EC Article February Edition 2023

| By kamadhis.ukm

background

Apakah Manusia Sehebat Yang Mereka Pikirkan?

Gambar 1. Kita adalah apa yang kita pikirkan (Sumber gambar: mikenwillies.com)

Pernahkah kamu mendengar kutipan “Manusia hanya menggunakan sepuluh persen dari kemampuan otaknya setiap hari dan orang-orang seperti Albert Einstein dan Elon Musk adalah manusia yang spesial karena menggunakan lebih dari sepuluh persen kemampuan otaknya“? Kutipan tersebut dapat membuat kita sebagai pembaca meyakini bahwa manusia adalah makhluk yang spesial dan mampu melakukan segalanya. Namun, sayangnya kutipan tersebut salah dan faktanya manusia menggunakan seluruh bagian otaknya secara maksimal, sehingga muncullah pertanyaan dari mana kutipan tersebut berasal? Ternyata kutipan ini mulai mencuat ke publik pada masa maraknya motivasi menuju kesuksesan. Motivator menggunakan kutipan di atas maupun slogan-slogan yang serupa seperti “Nothing Is Impossible” untuk menarik minat masyarakat untuk mengikuti seminar yang mereka adakan.

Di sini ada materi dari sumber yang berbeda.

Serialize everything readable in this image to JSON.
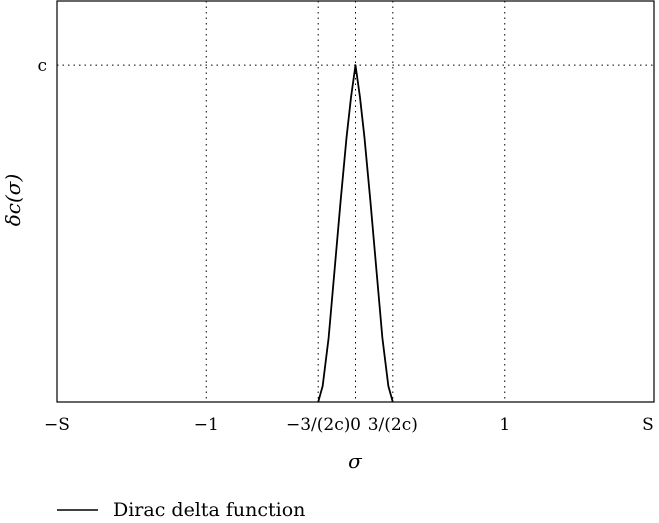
{
  "chart_data": {
    "type": "line",
    "title": "",
    "xlabel": "σ",
    "ylabel": "δc(σ)",
    "xlim": [
      -1,
      1
    ],
    "ylim": [
      0,
      1
    ],
    "grid": "dotted reference lines at labeled ticks",
    "legend_position": "bottom-left",
    "x_ticks": [
      {
        "value": -1.0,
        "label": "−S"
      },
      {
        "value": -0.5,
        "label": "−1"
      },
      {
        "value": -0.125,
        "label": "−3/(2c)"
      },
      {
        "value": 0.0,
        "label": "0"
      },
      {
        "value": 0.125,
        "label": "3/(2c)"
      },
      {
        "value": 0.5,
        "label": "1"
      },
      {
        "value": 1.0,
        "label": "S"
      }
    ],
    "x_gridlines": [
      -0.5,
      -0.125,
      0.0,
      0.125,
      0.5
    ],
    "y_ticks": [
      {
        "value": 0.84,
        "label": "c"
      }
    ],
    "y_gridlines": [
      0.84
    ],
    "series": [
      {
        "name": "Dirac delta function",
        "color": "#000000",
        "x": [
          -0.125,
          -0.11,
          -0.09,
          -0.07,
          -0.05,
          -0.03,
          -0.015,
          0.0,
          0.015,
          0.03,
          0.05,
          0.07,
          0.09,
          0.11,
          0.125
        ],
        "y": [
          0.0,
          0.04,
          0.16,
          0.33,
          0.5,
          0.66,
          0.76,
          0.84,
          0.76,
          0.66,
          0.5,
          0.33,
          0.16,
          0.04,
          0.0
        ]
      }
    ]
  }
}
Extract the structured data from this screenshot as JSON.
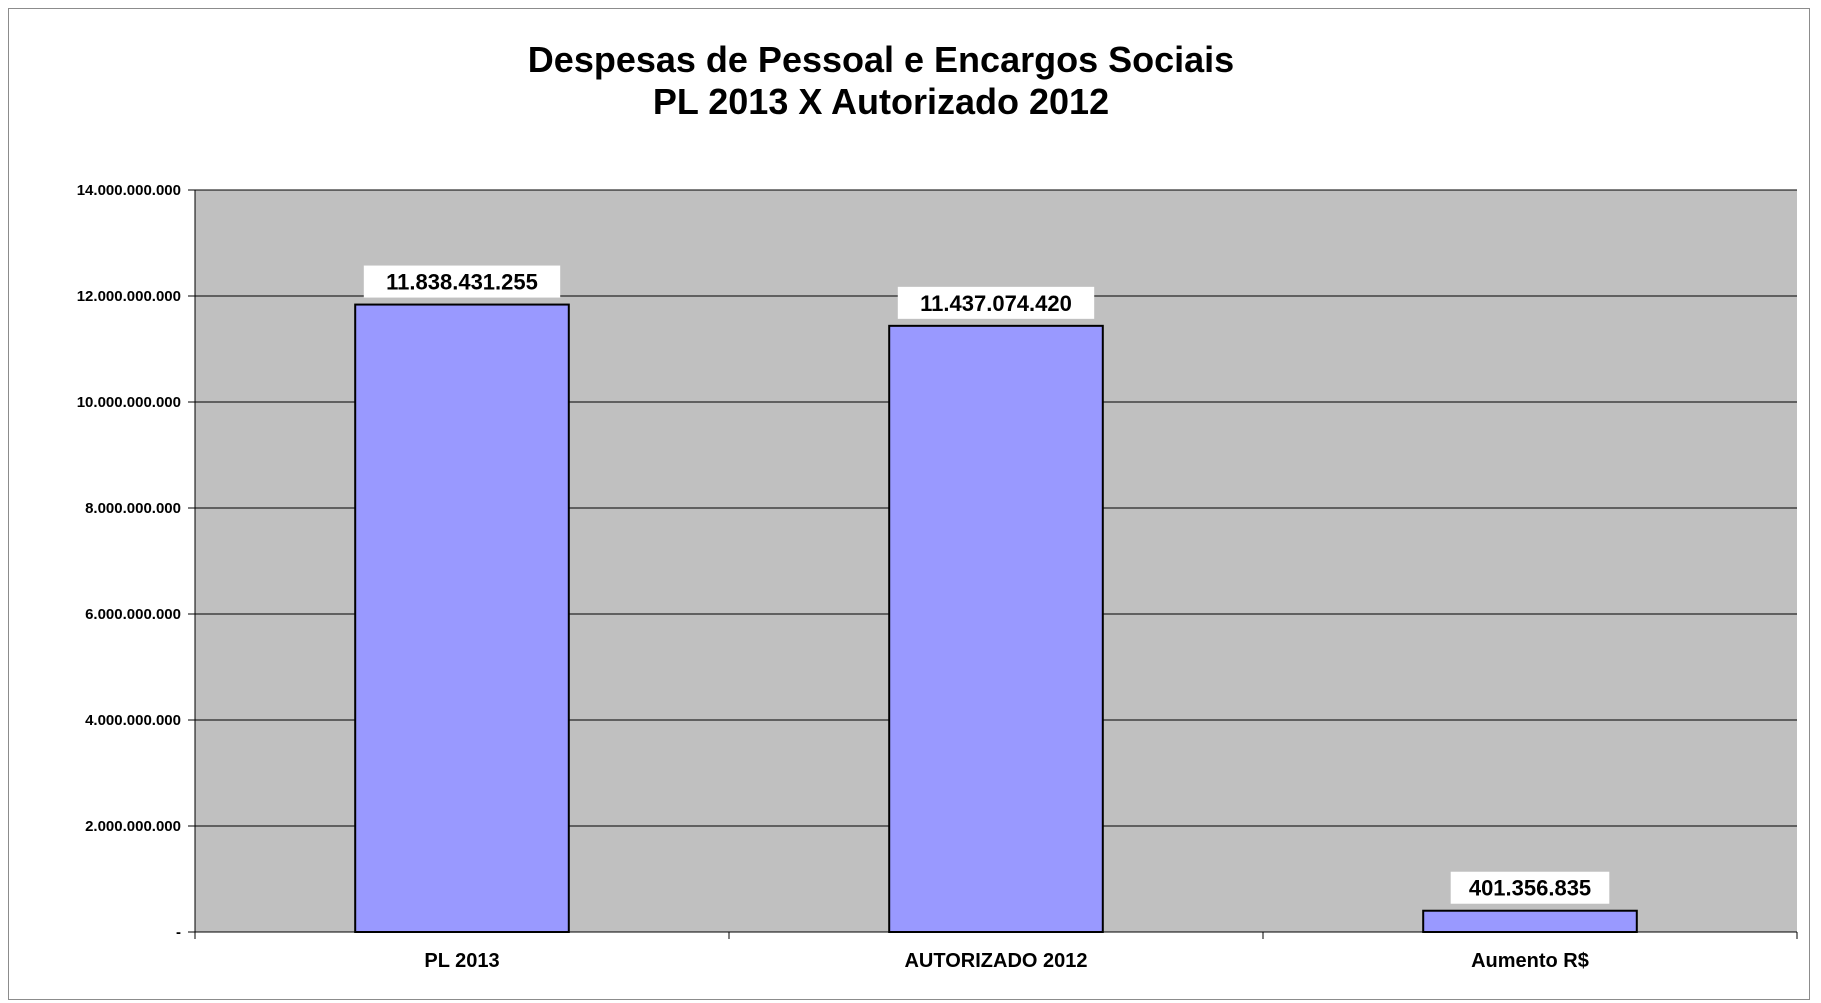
{
  "chart_data": {
    "type": "bar",
    "title_lines": [
      "Despesas de Pessoal e Encargos Sociais",
      "PL 2013 X Autorizado 2012"
    ],
    "categories": [
      "PL 2013",
      "AUTORIZADO 2012",
      "Aumento R$"
    ],
    "values": [
      11838431255,
      11437074420,
      401356835
    ],
    "data_labels": [
      "11.838.431.255",
      "11.437.074.420",
      "401.356.835"
    ],
    "ylim": [
      0,
      14000000000
    ],
    "yticks": [
      0,
      2000000000,
      4000000000,
      6000000000,
      8000000000,
      10000000000,
      12000000000,
      14000000000
    ],
    "ytick_labels": [
      "-",
      "2.000.000.000",
      "4.000.000.000",
      "6.000.000.000",
      "8.000.000.000",
      "10.000.000.000",
      "12.000.000.000",
      "14.000.000.000"
    ],
    "grid": true,
    "legend": "none",
    "colors": {
      "bar_fill": "#9999ff",
      "bar_stroke": "#000000",
      "plot_bg": "#c0c0c0",
      "label_bg": "#ffffff",
      "gridline": "#000000"
    }
  }
}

Kembali ke permasalahan di atas, yang berpotensi membuat orang yang membacanya berpikir “Apabila orang lain bisa mencapai suatu hal, maka ia pasti bisa juga”. Cara berpikir tersebut sangat berbahaya dikarenakan setiap orang memiliki keunikannya tersendiri, artinya apabila orang lain bisa menjadi ahli pada suatu bidang, maka kita tidak seratus persen bisa menjadi ahli pada bidang tersebut juga. Kita harus menyadari kekuatan kita sendiri, ibarat ikan yang iri dengan kemampuan monyet yang mampu bergelantungan di pohon. Jika ikan tersebut memaksakan melatih kemampuan bagaikan monyet, maka seumur hidup ikan akan menganggap dirinya bodoh. Alangkah baiknya ikan tersebut melatih kemampuan berenangnya.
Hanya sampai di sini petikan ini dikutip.